Как же Старатосу хотелось, чтобы этот молодой многообещающий парень примкнул к его грандиозным планам! Ричард цеплялся за мелочи. Можно подумать, хоть какие-то реформы в истории обходились без сотен человеческих жертв. Так или иначе кто-то да попадал под колесо меняющейся реальности. Настоящие значимые в масштабах государств и континентов личности – всегда хоть немного да тираны. Старатос жаждал научиться влиять на природу, ускорять или отменять её процессы, но так, чтобы это вписывалось естественно и не вызывало катаклизмов. Он верил, что человеческий мозг способен постичь любые тайны. Изменение физической оболочки и мировосприятия кажется страшным и трагическим лишь тем, кто чересчур цепляется за внешность, за свои банальные привычки, вообще за всё бытовое и приземлённое. Или как Ричард – подсознательно уверенным, что человек – венец творения. У мальчишки грандиозный потенциал, но тот его растрачивает бездарно и необдуманно, брызжет во все стороны, не ставит себе настоящей большой цели. Мораль бессмысленна и бесполезна, она чересчур ограничивает. Куда занятнее руководствоваться не представлениями о так называемом хорошем и плохом, которые у каждого свои, а пользой и вредом. Их и определить гораздо легче, а то о первой парочке можно, знаете ли, спорить до хрипоты. Здесь же всё наглядно, что-то либо способствует развитию и движению вперёд, либо мешает.
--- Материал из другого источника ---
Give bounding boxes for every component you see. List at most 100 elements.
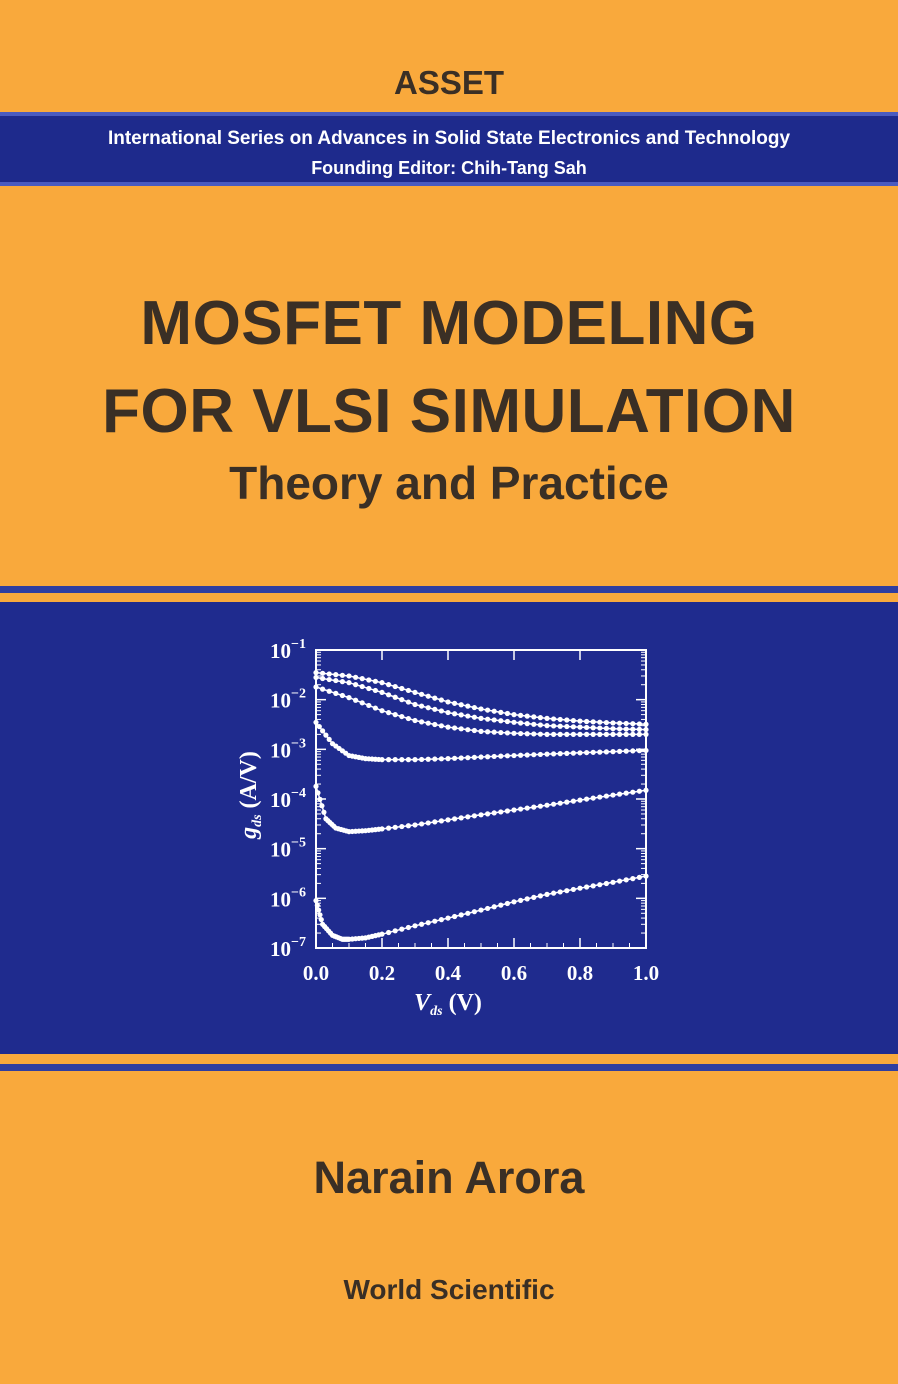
series-6-point (603, 880, 610, 887)
series-2-point (630, 726, 636, 732)
series-5-point (564, 799, 570, 805)
series-1-point (452, 700, 458, 706)
series-5-point (524, 805, 530, 811)
series-1-point (623, 720, 629, 727)
series-5-point (518, 806, 524, 812)
series-5-point (630, 789, 636, 795)
series-3-point (623, 731, 629, 737)
series-1-point (313, 670, 319, 676)
series-3-point (471, 727, 477, 734)
series-5-point (315, 790, 321, 796)
series-3-point (504, 730, 510, 736)
series-5-point (438, 818, 444, 824)
series-6-point (518, 897, 524, 903)
series-1-point (432, 695, 438, 701)
x-tick-label: 0.8 (567, 961, 593, 985)
series-3-point (438, 723, 444, 729)
x-tick-label: 0.4 (435, 961, 462, 985)
divider-bottom (0, 1064, 898, 1071)
series-4-point (405, 757, 411, 763)
series-3-point (339, 692, 345, 699)
series-5-point (636, 788, 643, 794)
series-5-point (643, 787, 649, 793)
series-3-point (372, 705, 378, 711)
series-2-point (379, 689, 385, 696)
series-4-point (445, 756, 451, 762)
series-6-point (412, 923, 418, 929)
series-2-point (603, 725, 610, 732)
series-6-point (537, 893, 544, 899)
series-4-point (570, 750, 577, 756)
series-4-point (577, 750, 583, 756)
series-2-point (392, 694, 398, 700)
series-3-point (564, 731, 570, 737)
series-2-point (465, 713, 471, 719)
series-1-point (485, 707, 491, 713)
series-1-point (339, 672, 345, 678)
series-5-point (432, 819, 438, 825)
series-3-point (491, 729, 497, 735)
series-5-point (491, 810, 497, 816)
series-4-point (419, 756, 425, 763)
book-subtitle: Theory and Practice (229, 457, 669, 509)
series-6-point (590, 883, 596, 889)
series-3-point (465, 727, 471, 733)
chart-panel: 0.0 0.2 0.4 0.6 0.8 1.0 10−1 10−2 10−3 10−4 10−5 10… (0, 602, 898, 1054)
series-1-point (557, 716, 563, 723)
series-1-point (386, 682, 392, 688)
series-3-point (412, 717, 418, 724)
series-6-point (643, 873, 649, 879)
series-2-point (346, 680, 352, 686)
series-1-point (531, 714, 537, 720)
series-5-point (531, 804, 537, 810)
x-tick-label: 0.0 (303, 961, 329, 985)
series-3-point (432, 721, 438, 728)
series-5-point (458, 815, 464, 821)
series-4-point (504, 753, 510, 759)
series-full-name: International Series on Advances in Soli… (107, 128, 791, 149)
series-3-point (425, 720, 431, 726)
gds-vds-chart: 0.0 0.2 0.4 0.6 0.8 1.0 10−1 10−2 10−3 10−4 10−5 10… (236, 637, 659, 1019)
series-5-point (471, 813, 477, 819)
series-1-point (544, 715, 550, 721)
series-3-point (458, 726, 464, 732)
series-4-point (551, 751, 557, 757)
series-1-point (511, 712, 517, 718)
series-1-point (372, 678, 378, 684)
series-1-point (577, 718, 583, 724)
series-4-point (544, 751, 550, 757)
series-2-point (359, 683, 365, 690)
series-5-point (317, 796, 323, 802)
series-3-point (597, 731, 603, 737)
series-3-point (590, 731, 596, 737)
series-1-point (333, 672, 339, 678)
series-2-point (399, 697, 405, 703)
series-5-point (386, 825, 392, 831)
series-2-point (531, 721, 537, 727)
series-1-point (603, 719, 610, 726)
series-2-point (438, 708, 444, 714)
series-5-point (425, 820, 431, 826)
series-4-point (511, 752, 517, 759)
series-2-point (458, 712, 464, 718)
series-3-point (419, 719, 425, 725)
series-2-point (405, 699, 411, 705)
series-3-point (313, 684, 319, 690)
series-2-point (471, 714, 477, 720)
series-2-point (564, 723, 570, 730)
series-1-point (630, 721, 636, 727)
series-2-point (339, 679, 345, 685)
series-6-point (610, 879, 616, 885)
series-5-point (617, 791, 623, 797)
series-1-point (524, 713, 530, 719)
series-6-point (392, 928, 398, 934)
series-4-point (313, 719, 319, 725)
series-1-point (438, 697, 444, 703)
series-5-point (419, 821, 425, 827)
series-2-point (452, 711, 458, 717)
series-6-point (399, 926, 405, 932)
series-5-point (584, 796, 590, 802)
series-4-point (438, 756, 444, 762)
series-1-point (392, 683, 398, 690)
series-4-point (603, 749, 610, 755)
Многие дерзают замахиваться на масштабное и грандиозное, и злодеями, сумасшедшими и изуверами из них клеймят тех, кто потерпел поражение. Победителей же, как известно, не судят. Ха! Какие двойные стандарты! Если бы речь шла о воздушном, ангелоподобном облике – сопротивление наверняка было бы в разы меньше, если бы вообще было. И мало кто, кроме совсем уж фанатиков, восклицал бы, что это против природы и все остальные их типичные аргументы.

Старатос зажёг четыре фиолетовых кристалла, левитирующих в полуметре над полом, расположенных вокруг прямоугольного чёрного алтаря. Его ожидало сегодня много работы. Ритуал, прерванный в Кургане Цинтии, был лишь малой её частью. К счастью, оставалось ещё очень много способов добиться поставленного результата. Старатос рассыпал несколько пригоршней особой алхимической соли, в еду такую не добавишь, и начал что-то чертить на ней. Лев, змея, земля, луна, солнце. Лев держал солнце между передних лап, стоя на задних, а змея, разинув пасть, явно наметилась проглотить луну. Затем Старатос добавил к этому щепоть толчёного рубина и щепоть алмазной крошки. Рубин пошёл льву, алмаз – змее. И, наконец, маленьким кинжальчиком Старатос разрезал себе левую ладонь и окропил всё той драгоценной жидкостью, что обеспечивала жизнь и здоровье каждого биологического организма.